Milliyet yazarı Gökçer Tahincioğlu, Anayasa Mahkemesi’nin 12 Eylül mağdurlarının dosyalarının 'hak aramak için pasif bir tutum sergiledikleri, gerekli özeni göstermedikleri için’ zaman aşımına uğraması yönünde karar verdiğini yazdı. 

Tahincioğlu, "Anayasa Mahkemesi, 'çok parlak' geçirdiği 2017’yi, aynı ‘ışıltıda' bir kararla kapattı! 

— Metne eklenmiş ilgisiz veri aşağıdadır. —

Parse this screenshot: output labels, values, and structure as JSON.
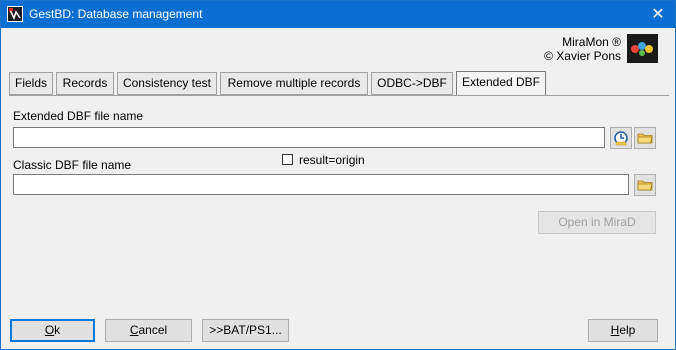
{
  "window": {
    "title": "GestBD: Database management",
    "close_glyph": "✕"
  },
  "brand": {
    "line1": "MiraMon ®",
    "line2": "© Xavier Pons"
  },
  "tabs": [
    {
      "label": "Fields"
    },
    {
      "label": "Records"
    },
    {
      "label": "Consistency test"
    },
    {
      "label": "Remove multiple records"
    },
    {
      "label": "ODBC->DBF"
    },
    {
      "label": "Extended DBF",
      "active": true
    }
  ],
  "form": {
    "extended_label": "Extended DBF file name",
    "extended_value": "",
    "classic_label": "Classic DBF file name",
    "classic_value": "",
    "result_origin_label": "result=origin",
    "result_origin_checked": false,
    "open_miraD_label": "Open in MiraD"
  },
  "buttons": {
    "ok": {
      "underline": "O",
      "rest": "k"
    },
    "cancel": {
      "underline": "C",
      "rest": "ancel"
    },
    "bat": ">>BAT/PS1...",
    "help": {
      "underline": "H",
      "rest": "elp"
    }
  },
  "icons": [
    "app-icon",
    "close-icon",
    "miramon-logo",
    "clock-icon",
    "folder-icon",
    "checkbox"
  ],
  "colors": {
    "titlebar": "#0a6fd1",
    "default_button_border": "#0078d7",
    "folder_yellow": "#f0c850"
  }
}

Yüksek Mahkeme’ye göre, 12 Eylül’de işkenceye uğrayan, yakınları dayakla ya da idamla öldürülen, hayatı elinden çalınan ve darbecilerle, emrindekileri koruyan anayasa maddesi nedeniyle yıllarca hesap soramayan darbe mağdurları, 'hak aramak için pasif bir tutum sergiledikleri, gerekli özeni göstermedikleri için’ dosyaları zaman aşımına girdi” ifadelerini kullandı. 

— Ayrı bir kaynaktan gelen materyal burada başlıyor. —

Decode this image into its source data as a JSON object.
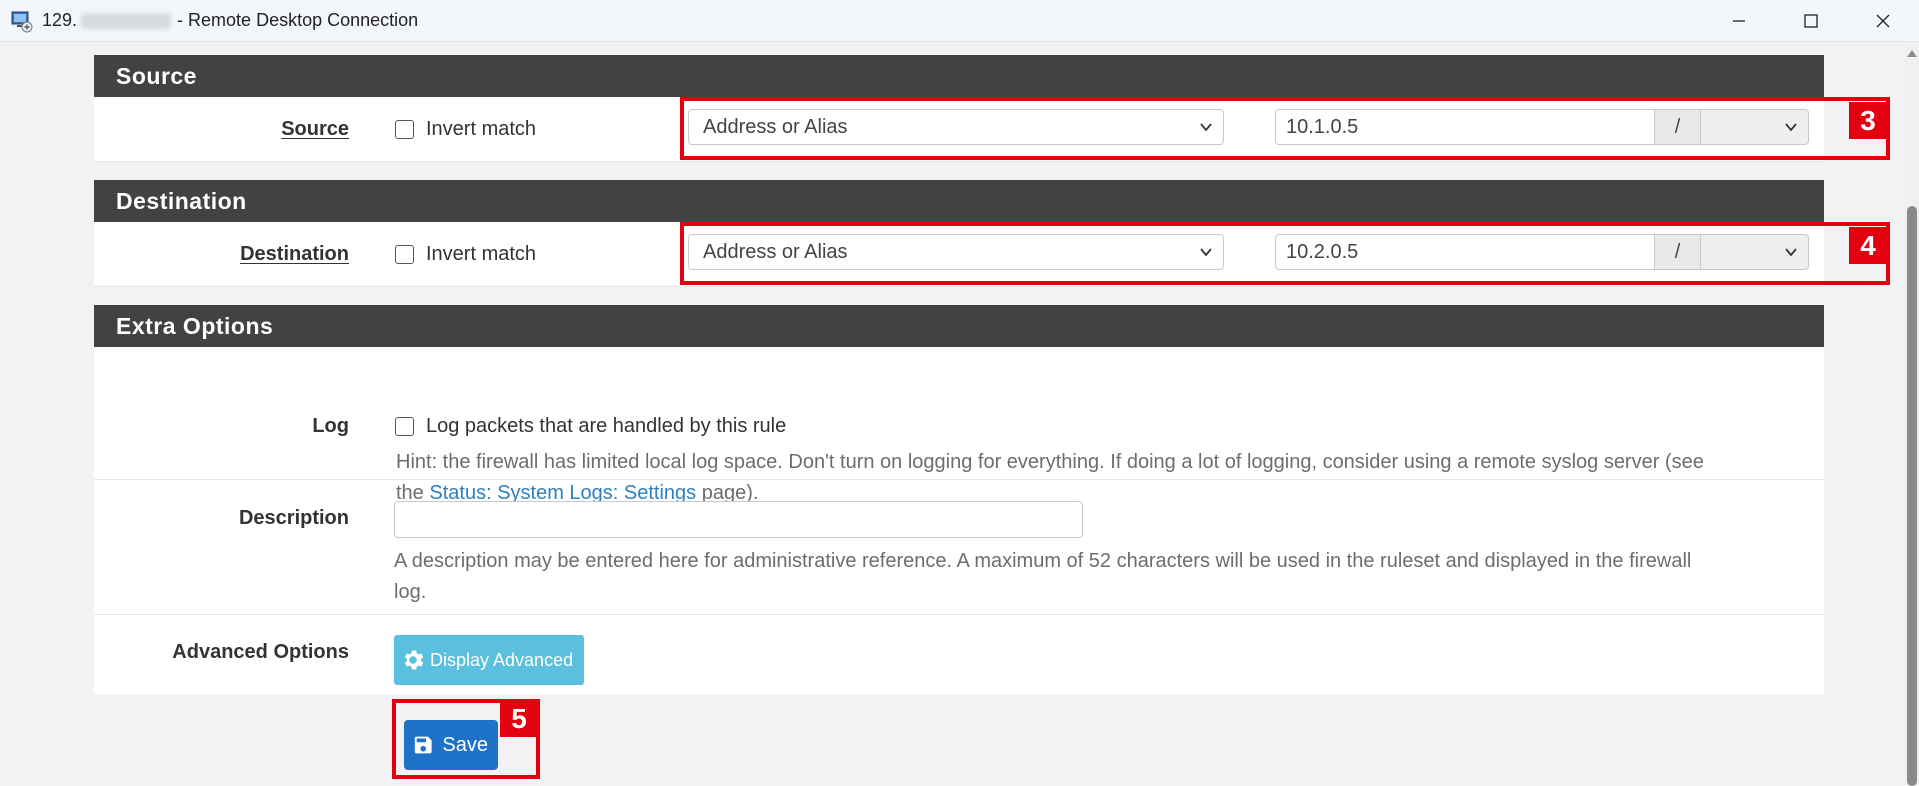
{
  "window": {
    "title_prefix": "129.",
    "title_suffix": "- Remote Desktop Connection"
  },
  "source": {
    "header": "Source",
    "label": "Source",
    "invert_label": "Invert match",
    "type_value": "Address or Alias",
    "address_value": "10.1.0.5",
    "slash": "/",
    "badge": "3"
  },
  "destination": {
    "header": "Destination",
    "label": "Destination",
    "invert_label": "Invert match",
    "type_value": "Address or Alias",
    "address_value": "10.2.0.5",
    "slash": "/",
    "badge": "4"
  },
  "extra": {
    "header": "Extra Options",
    "log_label": "Log",
    "log_checkbox_label": "Log packets that are handled by this rule",
    "log_hint_1": "Hint: the firewall has limited local log space. Don't turn on logging for everything. If doing a lot of logging, consider using a remote syslog server (see",
    "log_hint_the": "the",
    "log_hint_link": "Status: System Logs: Settings",
    "log_hint_end": "page).",
    "description_label": "Description",
    "description_value": "",
    "description_hint_1": "A description may be entered here for administrative reference. A maximum of 52 characters will be used in the ruleset and displayed in the firewall",
    "description_hint_2": "log.",
    "advanced_label": "Advanced Options",
    "advanced_button": "Display Advanced"
  },
  "save": {
    "label": "Save",
    "badge": "5"
  },
  "colors": {
    "panel_header": "#424242",
    "annotation_red": "#e3000f",
    "info_button": "#5bc0de",
    "primary_button": "#1e73c9",
    "link": "#2f7fc1"
  }
}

2010 yılına kadar Anayasa’nın 'geçici’ 15. Maddesi nedeniyle 12 Eylül mağdurlarının işkence başvurularının sonuçsuz kaldığını kaydeden ve referandumun ardından yüzlerce kişiye darbecilerin ve işkencecilerin yargılanacağı müjdelendiğini söyleyen Tahincioğlu, “Zaman aşımına tabi değil, diyerek soruşturma başlatan savcılıklar, '30 yıllık zaman aşımı geçti, koruma sağlayan madde zaman aşımını durdurmaz' diyerek kapattı dosyaları” dedi. 

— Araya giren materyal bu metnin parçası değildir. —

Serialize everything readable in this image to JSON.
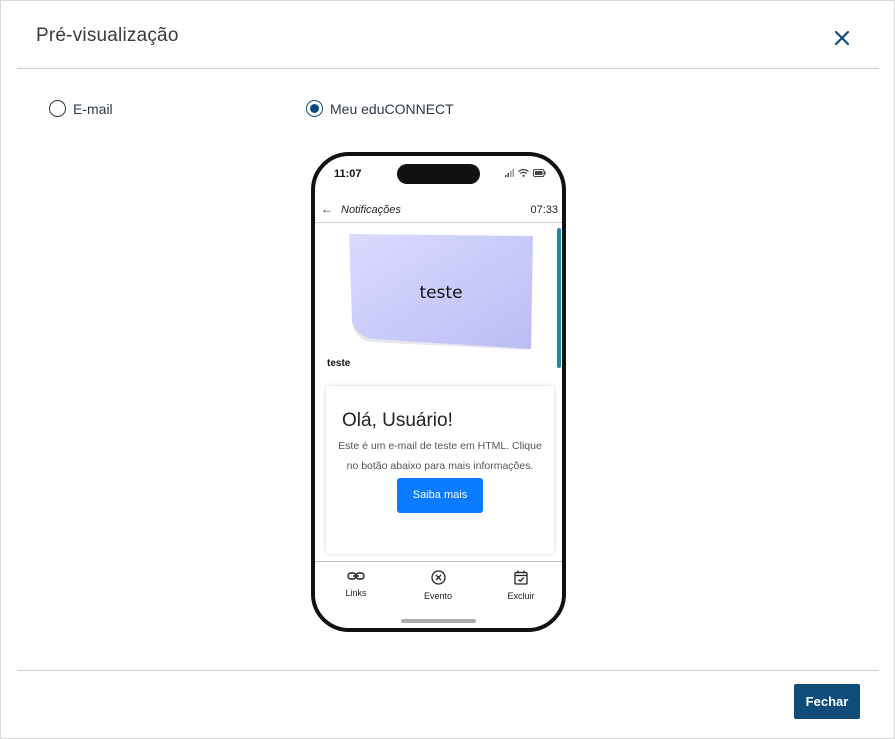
{
  "modal": {
    "title": "Pré-visualização",
    "close_icon": "close-icon",
    "accent_color": "#0f4c7a"
  },
  "options": [
    {
      "label": "E-mail",
      "selected": false
    },
    {
      "label": "Meu eduCONNECT",
      "selected": true
    }
  ],
  "phone": {
    "status_time": "11:07",
    "app_title": "Notificações",
    "app_time": "07:33",
    "image_text": "teste",
    "caption": "teste",
    "email": {
      "heading": "Olá, Usuário!",
      "body": "Este é um e-mail de teste em HTML. Clique no botão abaixo para mais informações.",
      "button": "Saiba mais",
      "button_color": "#0a7cff"
    },
    "nav": [
      {
        "label": "Links",
        "icon": "link-icon"
      },
      {
        "label": "Evento",
        "icon": "close-circle-icon"
      },
      {
        "label": "Excluir",
        "icon": "calendar-check-icon"
      }
    ]
  },
  "footer": {
    "close_button": "Fechar"
  }
}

Bunun üzerine Mamak Cezaevi’nde dövülerek öldürülen İlhan Erdost’un kızı Alev Erdost ve avukatı Sertaç Ekinci’nin önce karara itiraz ettiğini, sonrasında da AYM’ye başvurduğunu belirten Milliyet yazarı, 11 Aralık’ta başvuruyu karara bağlayan Birinci Komisyon’un şu açıklamasına da köşesinde yer verdi:

“(...) Anayasa Mahkemesi, benzer bir başvuruda Anayasa’nın geçici 15. maddesinin kamu görevlilerine işledikleri kişisel suçlar bakımından koruma sağlamadığına karar vermiştir. 12 Eylül ile ilgili idari ve yargısal makamlarca değerlendirme yapılmamasının temelinde olayların üzerinden 30 yılı aşkın bir zaman geçmiş olmasının yer aldığı anlaşılmaktadır...

Hak ihlallerinin düzeltilmesi idari ve yargısal makamların görevidir. İhlal iddialarının öncelikle ve süresinde ileri sürülmesi, kanıtların zamanında makamlara sunulması, başvurunun takibi için gerekli özenin gösterilmiş olması gerekir... Bilgi ve belgelerden başvurucunun olayın meydana geldiği tarihten davanın zamanaşımına uğradığı tarihe kadar geçen dönemde pasif bir tutum sergilediği, başka bir deyişle 30 yıllık süre zarfında ölüm olayının aydınlatılması ve faillerinin belirlenmesi mümkün olan bir dönemde kanuni engel bulunmamasına rağmen resmi makamlar önüne taşımadığı görülmektedir... 30 yılı aşkın süreden sonra zaman aşımı nedeniyle araştırma yapılmamasından devletin sorumlu tutulması mümkün değildir.”